Taking Stock: Symposium on Teaching and Learning Research in Higher Education

What is known about student learning in higher education?  Where are the apparent gaps in our understanding?  What are the implications this knowledge may have on improving the quality of education at institutions?  On April 25 and 26, 2008, researchers, faculty, educational developers and senior administrators from institutions around the world attempted to answer these questions at an international conference sponsored by the Higher Education Quality Council of Ontario (HEQCO).

The Symposium on Teaching and Learning Research in Higher Education was conceptualized and facilitated by Julia Christensen Hughes and Joy Mighty, past and current presidents of the Society for Teaching and Learning in Higher Education (STLHE).  Participants came from Ontario universities and colleges as well as from other parts of Canada (British Columbia, Quebec, New Brunswick and Prince Edward Island) and beyond (the U.S., the UK, Finland, Australia and Hong Kong).

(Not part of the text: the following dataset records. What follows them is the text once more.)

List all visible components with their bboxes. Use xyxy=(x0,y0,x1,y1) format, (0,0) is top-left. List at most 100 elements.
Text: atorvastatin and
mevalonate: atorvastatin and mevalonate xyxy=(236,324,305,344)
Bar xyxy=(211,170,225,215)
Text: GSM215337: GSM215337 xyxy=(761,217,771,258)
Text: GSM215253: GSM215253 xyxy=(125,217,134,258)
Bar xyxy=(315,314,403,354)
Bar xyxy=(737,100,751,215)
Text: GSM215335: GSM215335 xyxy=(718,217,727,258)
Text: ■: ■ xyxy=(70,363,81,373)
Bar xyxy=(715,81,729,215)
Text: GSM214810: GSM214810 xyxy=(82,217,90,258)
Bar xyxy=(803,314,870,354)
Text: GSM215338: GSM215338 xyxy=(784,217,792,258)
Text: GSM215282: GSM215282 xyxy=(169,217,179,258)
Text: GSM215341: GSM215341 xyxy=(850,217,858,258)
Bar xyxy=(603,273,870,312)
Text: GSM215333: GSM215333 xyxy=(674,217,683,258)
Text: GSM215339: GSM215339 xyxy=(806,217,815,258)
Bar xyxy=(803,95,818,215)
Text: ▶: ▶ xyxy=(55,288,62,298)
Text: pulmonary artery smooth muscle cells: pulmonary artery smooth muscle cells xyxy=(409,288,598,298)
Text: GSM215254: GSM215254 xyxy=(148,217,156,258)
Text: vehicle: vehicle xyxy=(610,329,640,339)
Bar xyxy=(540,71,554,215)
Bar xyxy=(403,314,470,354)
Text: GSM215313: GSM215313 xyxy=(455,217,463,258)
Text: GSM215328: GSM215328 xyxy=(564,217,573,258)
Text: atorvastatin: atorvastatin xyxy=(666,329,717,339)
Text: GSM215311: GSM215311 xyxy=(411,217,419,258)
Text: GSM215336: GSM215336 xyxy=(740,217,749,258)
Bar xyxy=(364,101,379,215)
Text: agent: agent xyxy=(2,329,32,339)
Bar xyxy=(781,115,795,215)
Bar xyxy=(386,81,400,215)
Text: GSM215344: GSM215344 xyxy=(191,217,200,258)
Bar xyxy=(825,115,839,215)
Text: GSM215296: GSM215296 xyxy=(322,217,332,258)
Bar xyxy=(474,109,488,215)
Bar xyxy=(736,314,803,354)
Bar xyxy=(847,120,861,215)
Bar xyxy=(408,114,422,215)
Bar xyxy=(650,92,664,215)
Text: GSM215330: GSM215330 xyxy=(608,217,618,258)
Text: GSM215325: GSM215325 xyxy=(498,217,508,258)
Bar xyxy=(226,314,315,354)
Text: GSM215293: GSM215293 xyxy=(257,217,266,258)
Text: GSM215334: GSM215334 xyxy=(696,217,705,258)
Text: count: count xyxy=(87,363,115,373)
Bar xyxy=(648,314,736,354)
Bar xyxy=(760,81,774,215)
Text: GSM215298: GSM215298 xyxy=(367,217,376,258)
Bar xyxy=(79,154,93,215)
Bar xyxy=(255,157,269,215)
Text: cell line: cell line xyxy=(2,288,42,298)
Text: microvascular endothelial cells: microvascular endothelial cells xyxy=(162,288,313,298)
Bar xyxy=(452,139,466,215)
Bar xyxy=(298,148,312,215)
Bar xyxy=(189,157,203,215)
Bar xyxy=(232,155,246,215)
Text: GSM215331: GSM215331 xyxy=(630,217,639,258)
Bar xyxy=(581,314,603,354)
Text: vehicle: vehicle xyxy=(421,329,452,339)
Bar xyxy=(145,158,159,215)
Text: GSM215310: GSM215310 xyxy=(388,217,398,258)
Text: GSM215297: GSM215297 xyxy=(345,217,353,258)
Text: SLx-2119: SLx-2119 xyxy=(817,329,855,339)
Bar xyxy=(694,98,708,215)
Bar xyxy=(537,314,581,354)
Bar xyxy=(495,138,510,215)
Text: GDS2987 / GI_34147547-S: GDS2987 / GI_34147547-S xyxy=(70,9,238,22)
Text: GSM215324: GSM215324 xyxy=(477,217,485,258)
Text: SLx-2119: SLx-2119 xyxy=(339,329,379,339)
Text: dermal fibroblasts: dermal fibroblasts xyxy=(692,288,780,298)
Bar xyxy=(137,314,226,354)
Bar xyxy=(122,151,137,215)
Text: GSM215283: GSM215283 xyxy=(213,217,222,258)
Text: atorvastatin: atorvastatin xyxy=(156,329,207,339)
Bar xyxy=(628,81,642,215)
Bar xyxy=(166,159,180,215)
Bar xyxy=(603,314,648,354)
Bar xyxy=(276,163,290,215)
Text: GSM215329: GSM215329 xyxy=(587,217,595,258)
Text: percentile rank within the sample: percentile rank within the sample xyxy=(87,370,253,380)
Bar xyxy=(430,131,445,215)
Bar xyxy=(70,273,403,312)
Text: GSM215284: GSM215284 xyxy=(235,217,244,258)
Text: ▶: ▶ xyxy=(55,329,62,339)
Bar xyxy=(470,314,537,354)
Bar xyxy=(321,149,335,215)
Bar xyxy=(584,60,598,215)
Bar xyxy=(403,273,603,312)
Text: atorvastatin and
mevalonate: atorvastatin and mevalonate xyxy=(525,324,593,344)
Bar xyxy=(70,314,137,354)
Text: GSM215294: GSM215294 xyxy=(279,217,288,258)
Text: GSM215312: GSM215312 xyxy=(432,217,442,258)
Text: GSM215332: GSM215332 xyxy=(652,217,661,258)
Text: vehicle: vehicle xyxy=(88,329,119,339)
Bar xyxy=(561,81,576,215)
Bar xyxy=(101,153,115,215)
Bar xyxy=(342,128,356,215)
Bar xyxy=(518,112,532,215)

The format of the symposium included keynote presentations by Noel Entwistle, Professor Emeritus at the University of Edinburgh and Keith Trigwell, Professor of Higher Education and Director of the Institute for Teaching and Learning at the University of Sydney.  Four panel presentations, three sets of facilitated roundtables and discussion periods completed the two-day symposium.

The findings from the symposium suggested the following:

  • There is a relationship between how faculty teach and how students learn;
  • There is a relationship between how students learn and the learning outcomes achieved;
  • There is much that faculty can do in support of deep learning and organized effort;
  • The majority of faculty continue to teach in traditional teacher-centred ways, resulting in on-going, system-wide learning deficits;
  • There are barriers within and outside an institution that make bringing about changes to teaching more difficult (class size, time constraints associated with research focus,  competing demands, reward structures, etc)

The symposium formed an integral part of HEQCO’s mandate to identify and implement effective teaching and learning practices in Ontario’s postsecondary institutions.  By doing so, HEQCO can ensure that students will learn in the most stimulating environments that Ontario has to offer.